Whether you're selling one item at a time or an entire collection, you'll need to make garments look as attractive as possible. Ensure clothes are clean and in good condition. If buttons or zips are missing, sew them on yourself or visit a tailor. And if an item doesn't require dry cleaning, simply steam it for a fresh look and smell. "You want to present it like it’s a new piece. That way, the customer can immediately incorporate the item into their wardrobe," Caitlin McNulty, founder of Narro, explained to Racked.
When writing the description for each garment, be as accurate as possible. Don't rely on the size printed on the label. Instead, give precise measurements. Include information about materials and brand and explain how the item fits as well as its condition level. If there are any marks, mention these and include clear close-up photos. You'll also want to take high-quality shots of the clothes from various angles. A decent phone camera should do.
Last but not least, try listing items that fit the season. For example, stick floaty dresses and lightweight looks up in spring or summer and knitwear in the winter.
Pricing is a balance between making money and appealing to customers. Research other vintage sellers to see how much they charge for similar items and the history of the garment to see if its price can be boosted. Check the likes of eBay too. Azeezat Owokoniran-Jimoh, co-founder of vintage store Coal N Terry, told Shopify the next step is to "look at the condition of the item, see how rare it is, and how much people want it." That should give you some idea of a sensible price range.

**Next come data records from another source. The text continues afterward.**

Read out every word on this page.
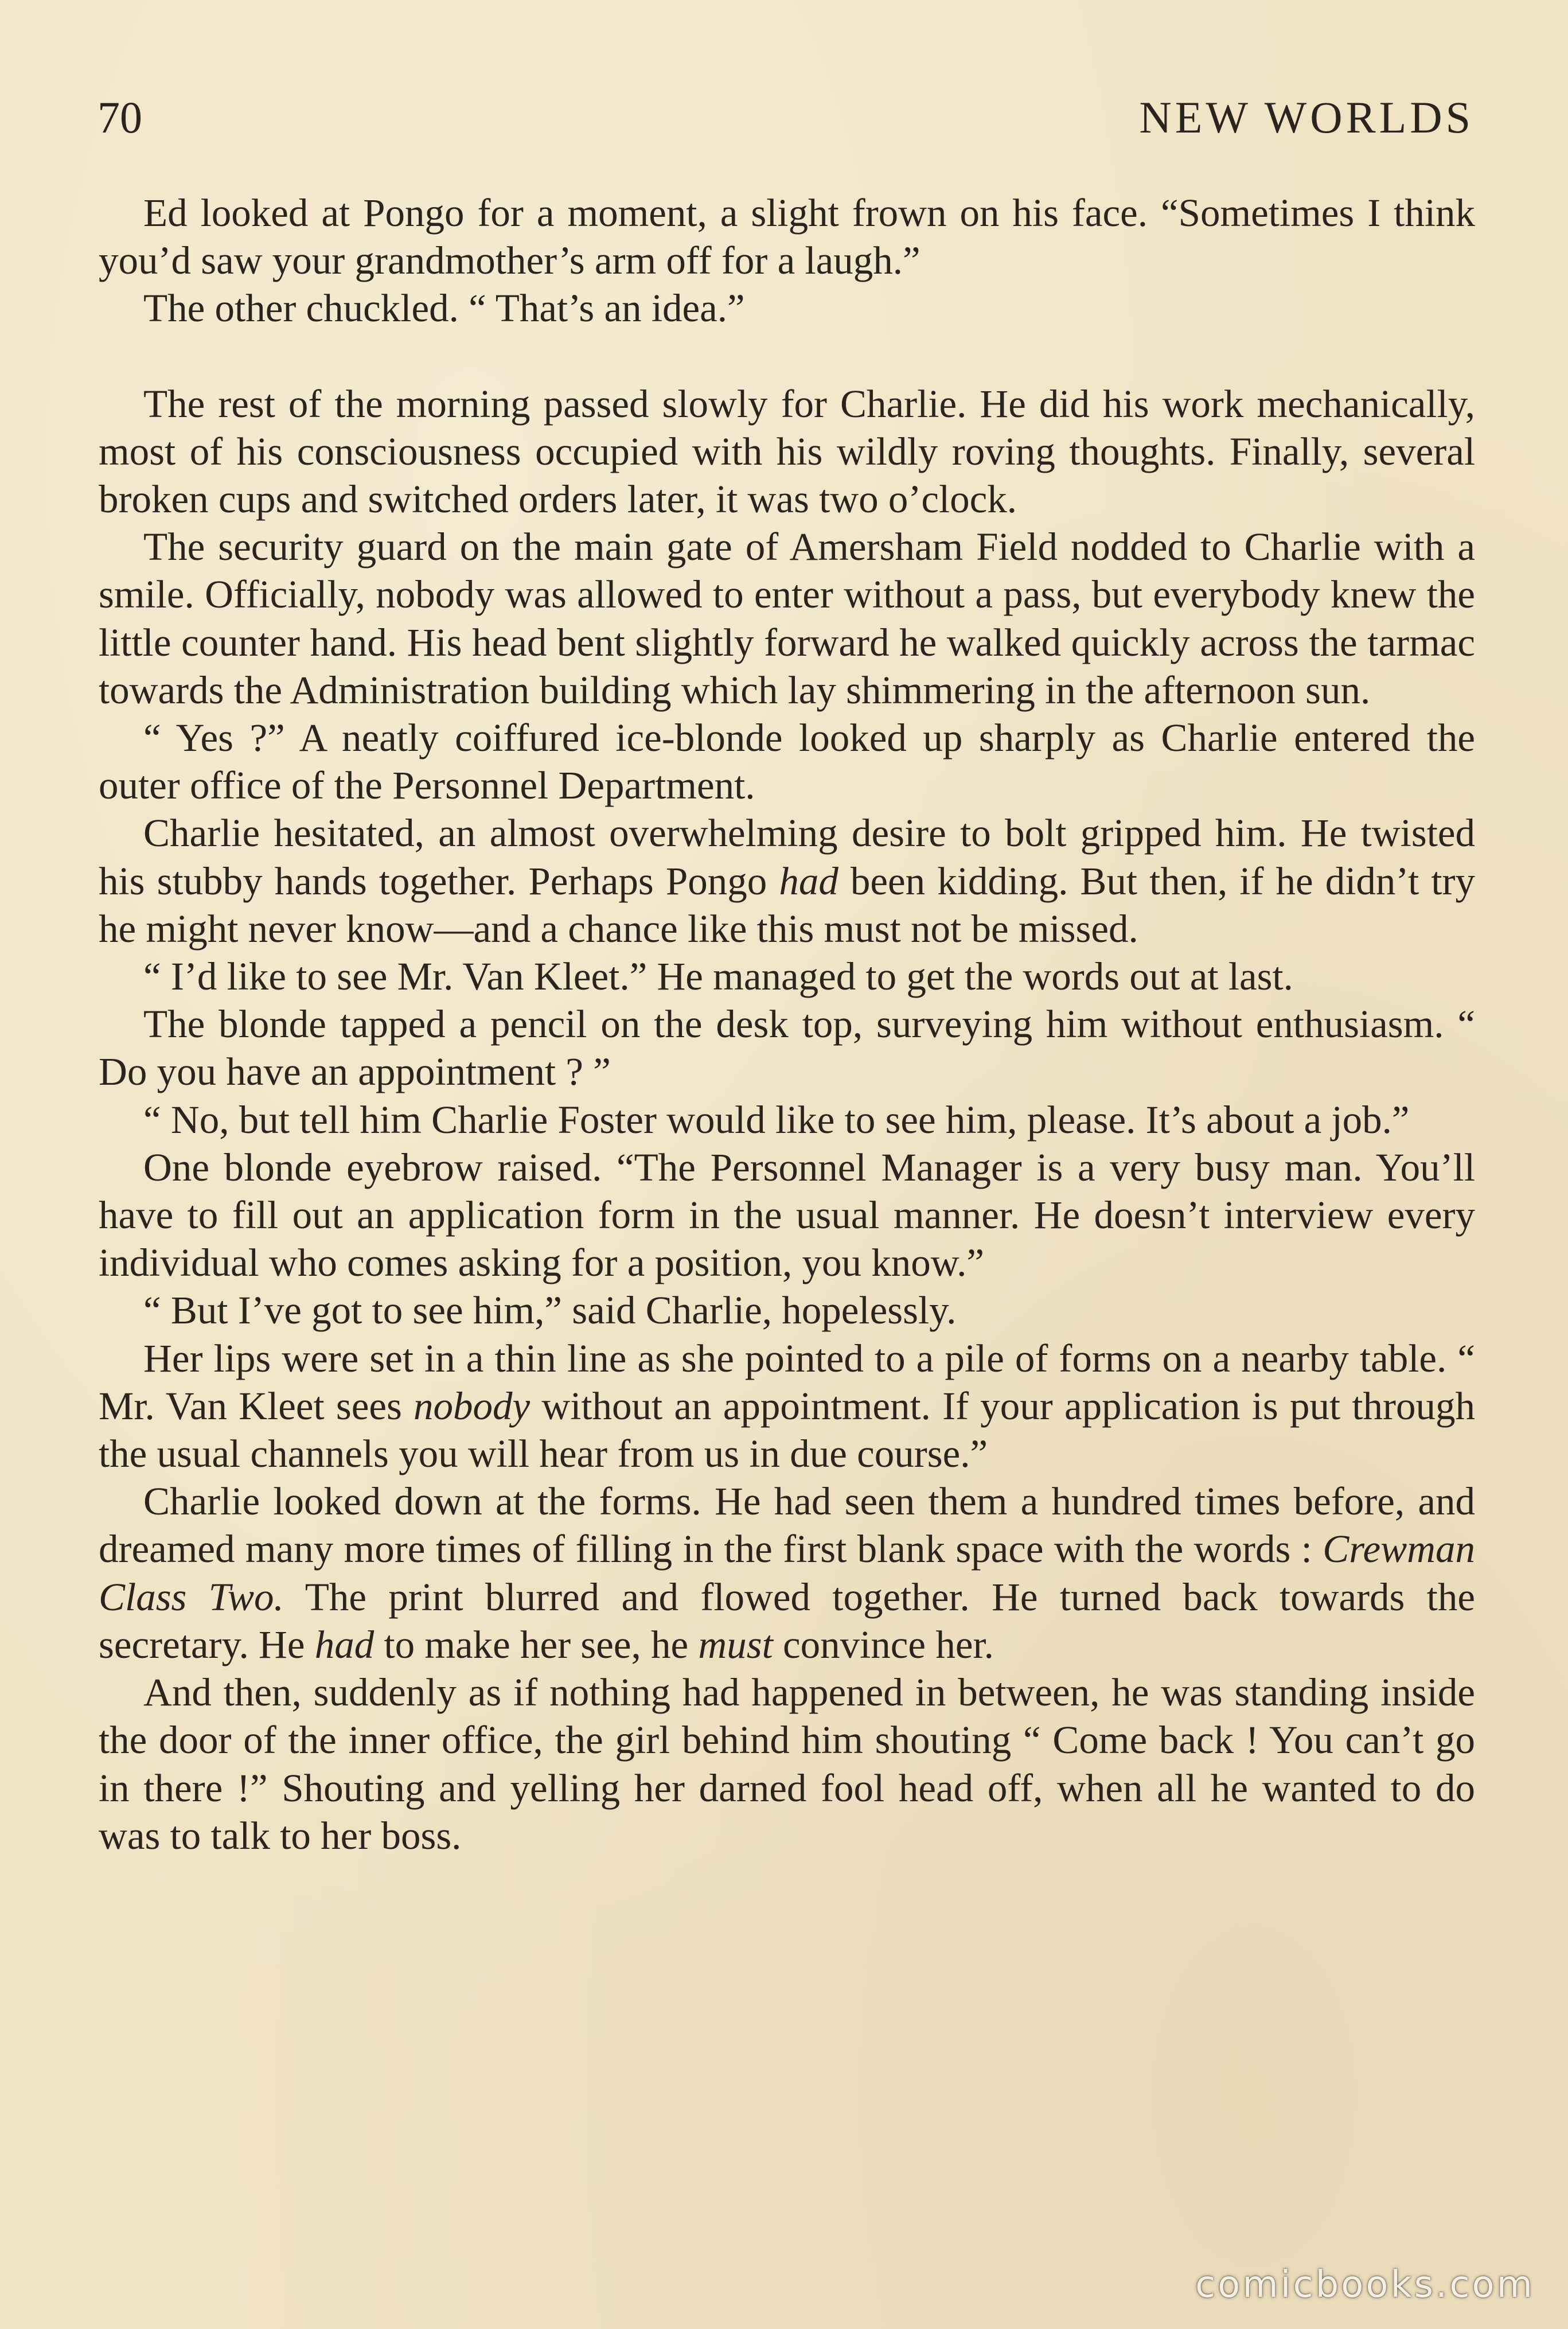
70	NEW WORLDS

Ed looked at Pongo for a moment, a slight frown on his face. “Sometimes I think you’d saw your grandmother’s arm off for a laugh.”

The other chuckled. “ That’s an idea.”

The rest of the morning passed slowly for Charlie. He did his work mechanically, most of his consciousness occupied with his wildly roving thoughts. Finally, several broken cups and switched orders later, it was two o’clock.

The security guard on the main gate of Amersham Field nodded to Charlie with a smile. Officially, nobody was allowed to enter without a pass, but everybody knew the little counter hand. His head bent slightly forward he walked quickly across the tarmac towards the Administration building which lay shimmering in the afternoon sun.

“ Yes ?” A neatly coiffured ice-blonde looked up sharply as Charlie entered the outer office of the Personnel Department.

Charlie hesitated, an almost overwhelming desire to bolt gripped him. He twisted his stubby hands together. Perhaps Pongo had been kidding. But then, if he didn’t try he might never know—and a chance like this must not be missed.

“ I’d like to see Mr. Van Kleet.” He managed to get the words out at last.

The blonde tapped a pencil on the desk top, surveying him without enthusiasm. “ Do you have an appointment ? ”

“ No, but tell him Charlie Foster would like to see him, please. It’s about a job.”

One blonde eyebrow raised. “The Personnel Manager is a very busy man. You’ll have to fill out an application form in the usual manner. He doesn’t interview every individual who comes asking for a position, you know.”

“ But I’ve got to see him,” said Charlie, hopelessly.

Her lips were set in a thin line as she pointed to a pile of forms on a nearby table. “ Mr. Van Kleet sees nobody without an appointment. If your application is put through the usual channels you will hear from us in due course.”

Charlie looked down at the forms. He had seen them a hundred times before, and dreamed many more times of filling in the first blank space with the words : Crewman Class Two. The print blurred and flowed together. He turned back towards the secretary. He had to make her see, he must convince her.

And then, suddenly as if nothing had happened in between, he was standing inside the door of the inner office, the girl behind him shouting “ Come back ! You can’t go in there !” Shouting and yelling her darned fool head off, when all he wanted to do was to talk to her boss.

comicbooks.com
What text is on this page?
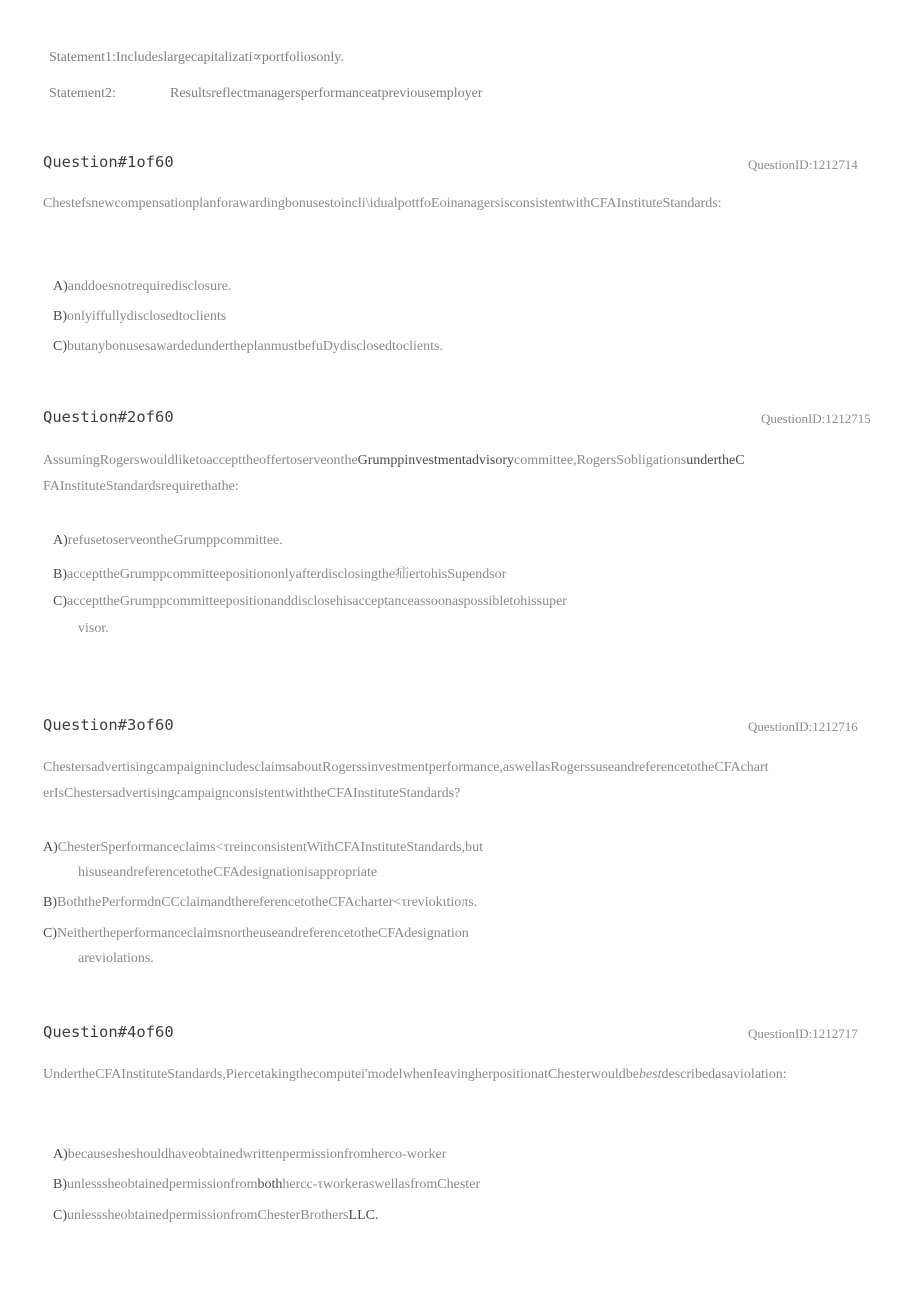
Statement1:Includeslargecapitalizati∝portfoliosonly.
Statement2:	Resultsreflectmanagersperformanceatpreviousemployer
Question#1of60	QuestionID:1212714
Chestefsnewcompensationplanforawardingbonusestoincli\idualpottfoEoinanagersisconsistentwithCFAInstituteStandards:
A)anddoesnotrequiredisclosure.
B)onlyiffullydisclosedtoclients
C)butanybonusesawardedundertheplanmustbefuDydisclosedtoclients.
Question#2of60	QuestionID:1212715
AssumingRogerswouldliketoaccepttheoffertoserveontheGrumppinvestmentadvisorycommittee,RogersSobligationsundertheC
FAInstituteStandardsrequirethathe:
A)refusetoserveontheGrumppcommittee.
B)accepttheGrumppcommitteepositiononlyafterdisclosingthe疝ertohisSupendsor
C)accepttheGrumppcommitteepositionanddisclosehisacceptanceassoonaspossibletohissuper
visor.
Question#3of60	QuestionID:1212716
ChestersadvertisingcampaignincludesclaimsaboutRogerssinvestmentperformance,aswellasRogerssuseandreferencetotheCFAchart
erIsChestersadvertisingcampaignconsistentwiththeCFAInstituteStandards?
A)ChesterSperformanceclaims<τreinconsistentWithCFAInstituteStandards,but
hisuseandreferencetotheCFAdesignationisappropriate
B)BoththePerformdnCCclaimandthereferencetotheCFAcharter<τreviokιtioπs.
C)NeithertheperformanceclaimsnortheuseandreferencetotheCFAdesignation
areviolations.
Question#4of60	QuestionID:1212717
UndertheCFAInstituteStandards,Piercetakingthecomputei'modelwhenIeavingherpositionatChesterwouldbebestdescribedasaviolation:
A)becausesheshouldhaveobtainedwrittenpermissionfromherco-worker
B)unlesssheobtainedpermissionfrombothhercc-τworkeraswellasfromChester
C)unlesssheobtainedpermissionfromChesterBrothersLLC.
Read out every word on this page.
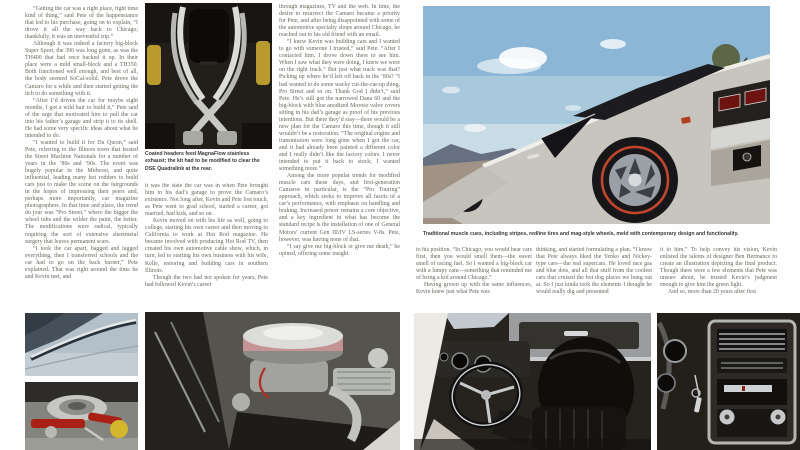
“Getting the car was a right place, right time kind of thing,” said Pete of the happenstance that led to his purchase, going on to explain, “I drove it all the way back to Chicago; thankfully, it was an uneventful trip.”

Although it was indeed a factory big-block Super Sport, the 396 was long gone, as was the TH400 that had once backed it up. In their place were a mild small-block and a TH350. Both functioned well enough, and best of all, the body seemed SoCal-solid. Pete drove the Camaro for a while and then started getting the itch to do something with it.

“After I’d driven the car for maybe eight months, I got a wild hair to build it,” Pete said of the urge that motivated him to pull the car into his father’s garage and strip it to its shell. He had some very specific ideas about what he intended to do.

“I wanted to build it for Du Quoin,” said Pete, referring to the Illinois town that hosted the Street Machine Nationals for a number of years in the ’80s and ’90s. The event was hugely popular in the Midwest, and quite influential, leading many hot rodders to build cars just to make the scene on the fairgrounds in the hopes of impressing their peers and, perhaps more importantly, car magazine photographers. In that time and place, the trend du jour was “Pro Street,” where the bigger the wheel tubs and the wilder the paint, the better. The modifications were radical, typically requiring the sort of extensive sheetmetal surgery that leaves permanent scars.

“I took the car apart, bagged and tagged everything, then I transferred schools and the car had to go on the back burner,” Pete explained. That was right around the time he and Kevin met, and

Coated headers feed MagnaFlow stainless exhaust; the kit had to be modified to clear the DSE Quadralink at the rear.

it was the state the car was in when Pete brought him to his dad’s garage to prove the Camaro’s existence. Not long after, Kevin and Pete lost touch, as Pete went to grad school, started a career, got married, had kids, and so on.

Kevin moved on with his life as well, going to college, starting his own career and then moving to California to work at Hot Rod magazine. He became involved with producing Hot Rod TV, then created his own automotive cable show, which, in turn, led to starting his own business with his wife, Kelle, restoring and building cars in southern Illinois.

Though the two had not spoken for years, Pete had followed Kevin’s career

through magazines, TV and the web. In time, the desire to resurrect the Camaro became a priority for Pete, and after being disappointed with some of the automotive specialty shops around Chicago, he reached out to his old friend with an email.

“I knew Kevin was building cars and I wanted to go with someone I trusted,” said Pete. “After I contacted him, I drove down there to see him. When I saw what they were doing, I knew we were on the right track.” But just what track was that? Picking up where he’d left off back in the ’80s? “I had wanted to do some wacky cut-the-car-up thing, Pro Street and so on. Thank God I didn’t,” said Pete. He’s still got the narrowed Dana 60 and the big-block with blue anodized Moroso valve covers sitting in his dad’s garage as proof of his previous intentions. But there they’d stay—there would be a new plan for the Camaro this time, though it still wouldn’t be a restoration. “The original engine and transmission were long gone when I got the car, and it had already been painted a different color and I really didn’t like the factory colors. I never intended to put it back to stock; I wanted something more.”

Among the more popular trends for modified muscle cars these days, and first-generation Camaros in particular, is the “Pro Touring” approach, which seeks to improve all facets of a car’s performance, with emphasis on handling and braking. Increased power remains a core objective, and a key ingredient in what has become the standard recipe is the installation of one of General Motors’ current Gen III/IV LS-series V-8s. Pete, however, was having none of that.

“I say give me big-block or give me death,” he opined, offering some insight

Traditional muscle cues, including stripes, redline tires and mag-style wheels, meld with contemporary design and functionality.

to his position. “In Chicago, you would hear cars first, then you would smell them—the sweet smell of racing fuel. So I wanted a big-block car with a lumpy cam—something that reminded me of being a kid around Chicago.”

Having grown up with the same influences, Kevin knew just what Pete was

thinking, and started formulating a plan. “I know that Pete always liked the Yenko and Nickey-type cars—the real supercars. He loved race gas and blue dots, and all that stuff from the coolest cars that cruised the hot dog places we hung out at. So I just kinda took the elements I thought he would really dig and presented

it to him.” To help convey his vision, Kevin enlisted the talents of designer Ben Hermance to create an illustration depicting the final product. Though there were a few elements that Pete was unsure about, he trusted Kevin’s judgment enough to give him the green light.

And so, more than 20 years after first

Although it is possible to buy something for a fiver and sell it for 10 times the price, realising that you may not make a big profit on all sales is key. You also need to be prepared to work with buyers. Breanna, a 19-year-old Depop seller, told i-D that she gives "lots of discounts and [is] willing to negotiate."
Many vintage sellers have made so much money that they've transformed their hobby into a full-time job. Whether you do that or keep it as a side hustle, don't forget to report your extra taxable income to HMRC to avoid a nasty fine.